I don’t have time to roll my eyes before there’s a white hot pin prick on my neck, which is replaced just as quickly by a tingling, cooling sensation that feels like the menthol rub you use on your chest when sick. I shiver a bit at the feeling, and then I shiver again as Tanis’s nails — they’re long now, sharpened to a point — skate across my neck and down my skin. 

She leans in, her warm breath making the tingling sensation flare, and her hair tickles against my ear. Then her lips gently connect with my neck in a gesture that’s not unpleasant but so wholly unfamiliar that I almost jerk away from her.

Her tongue darts out to lick at my neck several times, and I try not to make a face. It feels weird and slightly ticklish, and when she places her full mouth on my neck and begins to suck, I feel like shuddering.

I’m on the verge of awkward laughter when she starts gagging.

She pulls away violently, stumbling backwards across the kitchen as she begins to cough, her body heaving for air, her eyes wide and fearful. 

“Tanis?” I ask, standing up to go toward her, but my legs are weak, and my head swims and I stumble.

“Stay back,” she chokes out before doubling over, grasping at her stomach. She starts dry heaving, her body contracting as she gasps for air and coughs and tries to expel whatever is choking her, and then she vomits blood onto the kitchen floor.

“Tan?” I move forward again, my hands outstretched. “Tan? What’s wrong?”

“Thomas, don’t—” she says, vomiting again. Hardly anything comes out this time, and she pants, her hands still wrapped around her stomach as she looks up at me. Her hair is hanging limply in her eyes and her body heaves as she pants through the last wave of this sickness.

Her eyes are cold and furious.

“Your blood isn’t human,” she says, spitting onto the floor and dragging the back of her hand across her mouth.

“What?” My heart thuds. “What?”

“You’re full of Seelie blood.

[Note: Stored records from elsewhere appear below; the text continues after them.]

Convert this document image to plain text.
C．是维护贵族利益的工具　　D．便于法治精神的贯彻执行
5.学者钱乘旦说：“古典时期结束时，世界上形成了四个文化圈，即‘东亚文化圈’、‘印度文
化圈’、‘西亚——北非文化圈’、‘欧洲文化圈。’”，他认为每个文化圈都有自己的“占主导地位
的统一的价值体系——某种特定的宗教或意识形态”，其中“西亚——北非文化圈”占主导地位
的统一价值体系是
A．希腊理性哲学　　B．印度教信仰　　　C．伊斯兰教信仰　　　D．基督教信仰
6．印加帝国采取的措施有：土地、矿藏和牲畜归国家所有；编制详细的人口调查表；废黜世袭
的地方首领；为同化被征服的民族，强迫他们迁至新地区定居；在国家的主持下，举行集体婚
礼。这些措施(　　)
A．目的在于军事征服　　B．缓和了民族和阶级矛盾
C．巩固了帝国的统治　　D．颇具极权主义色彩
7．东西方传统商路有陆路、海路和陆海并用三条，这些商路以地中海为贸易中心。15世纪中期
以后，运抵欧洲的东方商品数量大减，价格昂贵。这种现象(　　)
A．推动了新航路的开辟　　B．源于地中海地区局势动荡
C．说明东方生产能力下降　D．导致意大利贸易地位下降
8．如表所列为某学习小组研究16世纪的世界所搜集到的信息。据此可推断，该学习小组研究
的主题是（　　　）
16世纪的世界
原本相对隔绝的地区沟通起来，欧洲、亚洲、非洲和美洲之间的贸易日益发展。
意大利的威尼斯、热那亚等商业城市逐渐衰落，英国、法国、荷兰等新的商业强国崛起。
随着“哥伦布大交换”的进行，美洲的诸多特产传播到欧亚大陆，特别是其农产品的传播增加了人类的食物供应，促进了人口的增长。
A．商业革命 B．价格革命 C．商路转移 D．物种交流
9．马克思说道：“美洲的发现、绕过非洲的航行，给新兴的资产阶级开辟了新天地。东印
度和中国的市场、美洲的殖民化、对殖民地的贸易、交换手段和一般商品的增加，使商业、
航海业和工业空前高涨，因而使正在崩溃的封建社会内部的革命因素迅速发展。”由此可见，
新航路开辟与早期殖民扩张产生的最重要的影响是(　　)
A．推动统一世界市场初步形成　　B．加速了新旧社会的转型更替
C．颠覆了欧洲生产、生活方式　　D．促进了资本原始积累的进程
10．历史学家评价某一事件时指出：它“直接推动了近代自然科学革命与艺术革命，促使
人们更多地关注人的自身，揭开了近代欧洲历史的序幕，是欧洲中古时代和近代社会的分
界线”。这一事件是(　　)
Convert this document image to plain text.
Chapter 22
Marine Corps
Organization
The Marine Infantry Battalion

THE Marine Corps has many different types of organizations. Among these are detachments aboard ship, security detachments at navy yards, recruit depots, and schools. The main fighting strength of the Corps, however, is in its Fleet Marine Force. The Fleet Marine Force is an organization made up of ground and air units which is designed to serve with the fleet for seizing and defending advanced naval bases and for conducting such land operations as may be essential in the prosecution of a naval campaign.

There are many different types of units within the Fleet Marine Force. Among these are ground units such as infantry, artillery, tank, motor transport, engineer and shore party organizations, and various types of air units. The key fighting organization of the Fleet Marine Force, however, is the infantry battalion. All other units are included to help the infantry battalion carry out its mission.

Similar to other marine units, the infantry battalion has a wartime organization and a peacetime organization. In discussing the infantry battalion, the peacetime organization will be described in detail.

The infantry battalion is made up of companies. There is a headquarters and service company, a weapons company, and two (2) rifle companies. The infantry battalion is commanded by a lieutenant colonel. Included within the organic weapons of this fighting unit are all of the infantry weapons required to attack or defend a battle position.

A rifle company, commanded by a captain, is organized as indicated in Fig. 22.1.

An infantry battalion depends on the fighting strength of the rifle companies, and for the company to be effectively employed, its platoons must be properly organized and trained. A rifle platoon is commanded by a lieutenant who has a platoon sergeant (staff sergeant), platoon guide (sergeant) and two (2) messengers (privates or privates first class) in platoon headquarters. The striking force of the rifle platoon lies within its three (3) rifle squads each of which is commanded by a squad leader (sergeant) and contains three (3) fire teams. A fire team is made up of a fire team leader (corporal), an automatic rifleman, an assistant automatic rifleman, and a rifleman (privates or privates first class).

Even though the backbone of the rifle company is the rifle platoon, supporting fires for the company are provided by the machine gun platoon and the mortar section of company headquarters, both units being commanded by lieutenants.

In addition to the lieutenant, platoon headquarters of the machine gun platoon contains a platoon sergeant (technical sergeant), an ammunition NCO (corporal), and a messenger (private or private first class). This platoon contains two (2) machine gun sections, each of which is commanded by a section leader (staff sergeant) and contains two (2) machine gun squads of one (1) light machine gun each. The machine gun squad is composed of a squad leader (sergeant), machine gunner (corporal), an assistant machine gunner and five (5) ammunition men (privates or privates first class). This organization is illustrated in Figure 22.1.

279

It’s poisonous to me,” she snarls, standing up and advancing. The lines between Tanis and the creature I saw in the flicker are beginning to blur, like she’s changing in front of my eyes. But when I blink it doesn’t go away, and then she’s even closer, her long claw-like nails still extended as she reaches for me and wraps them around my throat.

The ghost of Kit’s hands are replaced by the vice-like pressure of Tanis’s.

“What the fuck are you?” she snarls, squeezing my windpipe, and my vision begins to swim. Black spots fill my eyes and I blink, desperately trying to not lose consciousness. But it’s a losing battle.

“Are you sure you want to do this?” Kit asks me. “There has to be another way.”

I’m on the floor of his room. Sitting, not hunched. Not bleeding. I hand him the knife.

“We have to do it while he’s gone, or he’ll notice,” I whisper, our fingers touching. Kit’s hair is short. His face still has a youthful roundness to it, and no stubble. He’s wearing my Talking Heads t-shirt.

“I don’t want to hurt you,” he says, still not taking the knife. 

“I trust you,” I whisper back, rubbing my thumb across his knuckle. “It’s just a little blood.”